Ohio’s voter purges are at issue in a Supreme Court case, Husted v. A. Philip Randolph Institute, which the justices will hear next term. The state purges voters from the rolls relentlessly, removing around 2 million people between 2011 and 2016—with voters in Democratic-leaning neighborhoods twice as likely to be purged as those in Republican-leaning neighborhoods. While most states regularly clean up their voter rolls, Ohio is unusually aggressive in targeting individuals because they have not recently cast a ballot. Up to 1.2 million of those 2 million purged voters may have been removed for infrequent voting.

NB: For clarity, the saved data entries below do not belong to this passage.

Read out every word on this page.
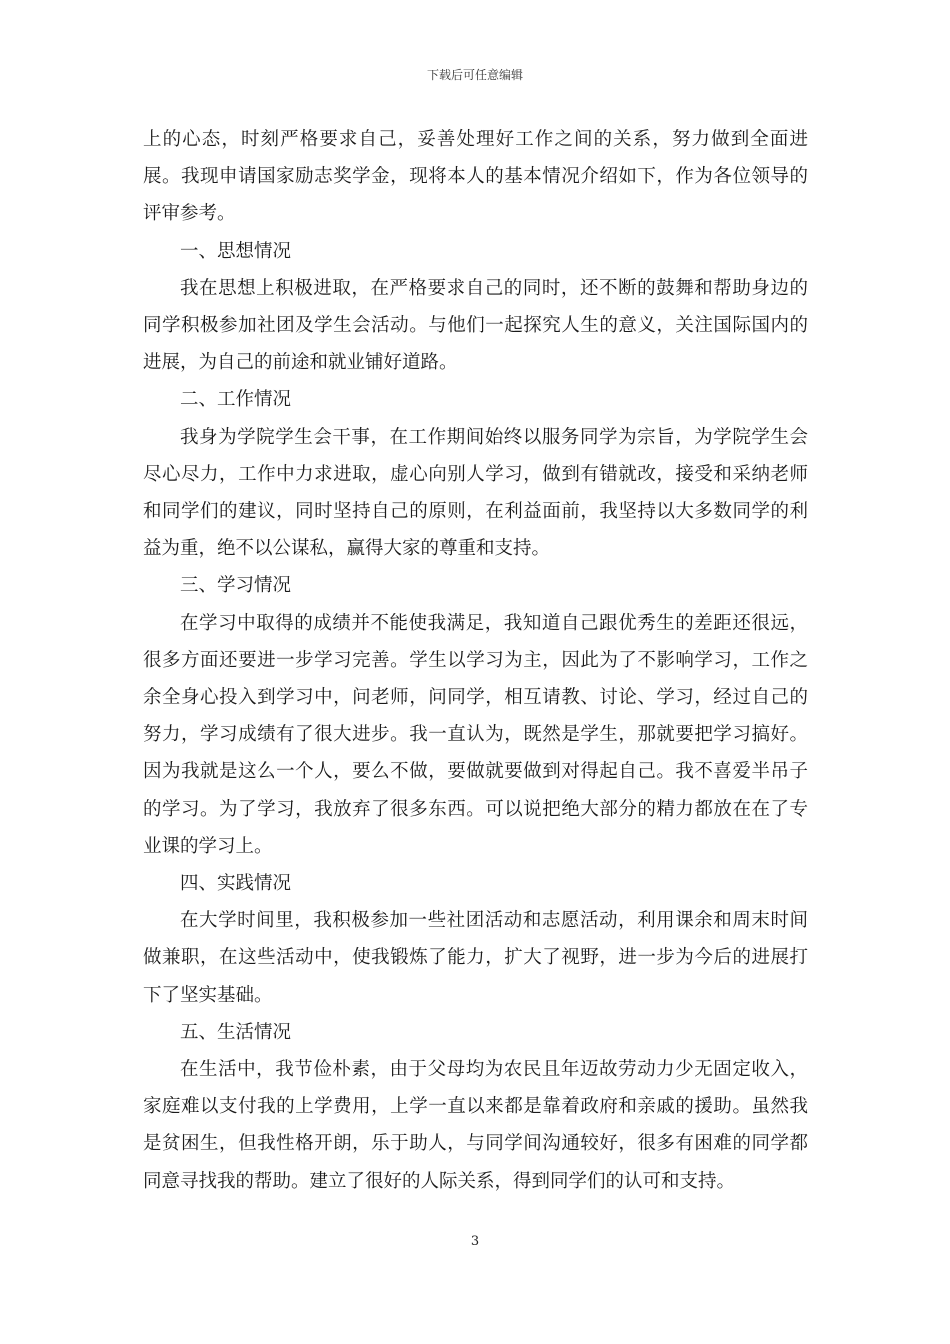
下载后可任意编辑

上的心态，时刻严格要求自己，妥善处理好工作之间的关系，努力做到全面进展。我现申请国家励志奖学金，现将本人的基本情况介绍如下，作为各位领导的评审参考。

一、思想情况

我在思想上积极进取，在严格要求自己的同时，还不断的鼓舞和帮助身边的同学积极参加社团及学生会活动。与他们一起探究人生的意义，关注国际国内的进展，为自己的前途和就业铺好道路。

二、工作情况

我身为学院学生会干事，在工作期间始终以服务同学为宗旨，为学院学生会尽心尽力，工作中力求进取，虚心向别人学习，做到有错就改，接受和采纳老师和同学们的建议，同时坚持自己的原则，在利益面前，我坚持以大多数同学的利益为重，绝不以公谋私，赢得大家的尊重和支持。

三、学习情况

在学习中取得的成绩并不能使我满足，我知道自己跟优秀生的差距还很远，很多方面还要进一步学习完善。学生以学习为主，因此为了不影响学习，工作之余全身心投入到学习中，问老师，问同学，相互请教、讨论、学习，经过自己的努力，学习成绩有了很大进步。我一直认为，既然是学生，那就要把学习搞好。因为我就是这么一个人，要么不做，要做就要做到对得起自己。我不喜爱半吊子的学习。为了学习，我放弃了很多东西。可以说把绝大部分的精力都放在在了专业课的学习上。

四、实践情况

在大学时间里，我积极参加一些社团活动和志愿活动，利用课余和周末时间做兼职，在这些活动中，使我锻炼了能力，扩大了视野，进一步为今后的进展打下了坚实基础。

五、生活情况

在生活中，我节俭朴素，由于父母均为农民且年迈故劳动力少无固定收入，家庭难以支付我的上学费用，上学一直以来都是靠着政府和亲戚的援助。虽然我是贫困生，但我性格开朗，乐于助人，与同学间沟通较好，很多有困难的同学都同意寻找我的帮助。建立了很好的人际关系，得到同学们的认可和支持。

3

There’s a problem here: Federal law prohibits states from purging voters for casting ballots irregularly. The National Voter Registration Act of 1993 declares that voter-roll upkeep “shall not result in the removal of the name of any person from the official list of voters registered to vote in an election for Federal office by reason of the person’s failure to vote.” Civil rights groups sued Ohio on behalf of purged voters, and shortly before the 2016 election, the 6th U.S. Circuit Court of Appeals ruled that the state’s purging procedures violated the NVRA. At least 7,500 additional Ohioans were able to cast ballots because of the court’s decision.

In the lower courts, the Justice Department sided against Ohio, asserting that the state’s purges ran afoul of the NVRA. The agency’s reasoning was simple: Unlike most states, Ohio targets voters for removal when they do not cast a ballot for two years. It sends these individuals a confirmation notice demanding they confirm or update their addresses. If a voter does not respond to the notice and does not vote in the next four years, her registration is cancelled.

The issue here is that the NVRA does not allow states to start the purging process simply because a voter hasn’t cast a ballot in some period of time. Instead, the NVRA requires some initial indication that a voter has moved before the removal process can begin. The statute itself gives one example: “change-of-address information supplied by the Postal Service.” In guidance issued in 2010, the Justice Department provided others, including election materials that are returned nondeliverable.

The 6th Circuit agreed that Ohio could not commence the removal of a voter from the rolls in the absence of reliable evidence that he has moved. Ohio appealed, and in May the Supreme Court agreed to hear the case. In a brief filed with the court on Monday, the Justice Department announced that after “the change in administrations, the department reconsidered this question” and decided that “the NVRA does not prohibit a state from using nonvoting” as the basis of removal from the voters rolls. Put differently, the DOJ thinks that states can purge voters without any real evidence that they’ve moved. If an Ohioan misses a few elections and doesn’t answer one letter, she can be removed from the rolls without her knowledge.

No career attorneys from the Civil Rights Division signed the brief, presumably indicating their resistance to the agency’s new stance. Career attorneys also refused to sign onto recent DOJ briefs opposing gay rights and supporting Texas’ voter ID law; it also appears that they will not be involved with the agency’s campaign against affirmative action. The agency’s political appointees are leading its political fights.

In the end, the Justice Department doesn’t get to decide what the NVRA means. That task falls to the Supreme Court, which will render a decision next term. But the DOJ’s sudden change of heart does provide further evidence that the Trump administration has set the NVRA in its crosshairs. We already know, for instance, that Trump’s voter fraud commission is designed to provide cover for Congress to gut the law, and that the commission will try to use inflated claims of fraud to coerce states into purging their rolls.

Monday’s brief confirms that the DOJ is also keen to attack the NVRA. In June, the agency sent an ominous letter to 44 states suggesting that the NVRA requires them to purge their voter rolls more vigorously. Now it has reinterpreted that law to make such purges easier. The department’s political appointees are transforming the NVRA into a disenfranchisement device. If the courts take their side, a crowning achievement of the voting rights movement could become a tool of voter suppression.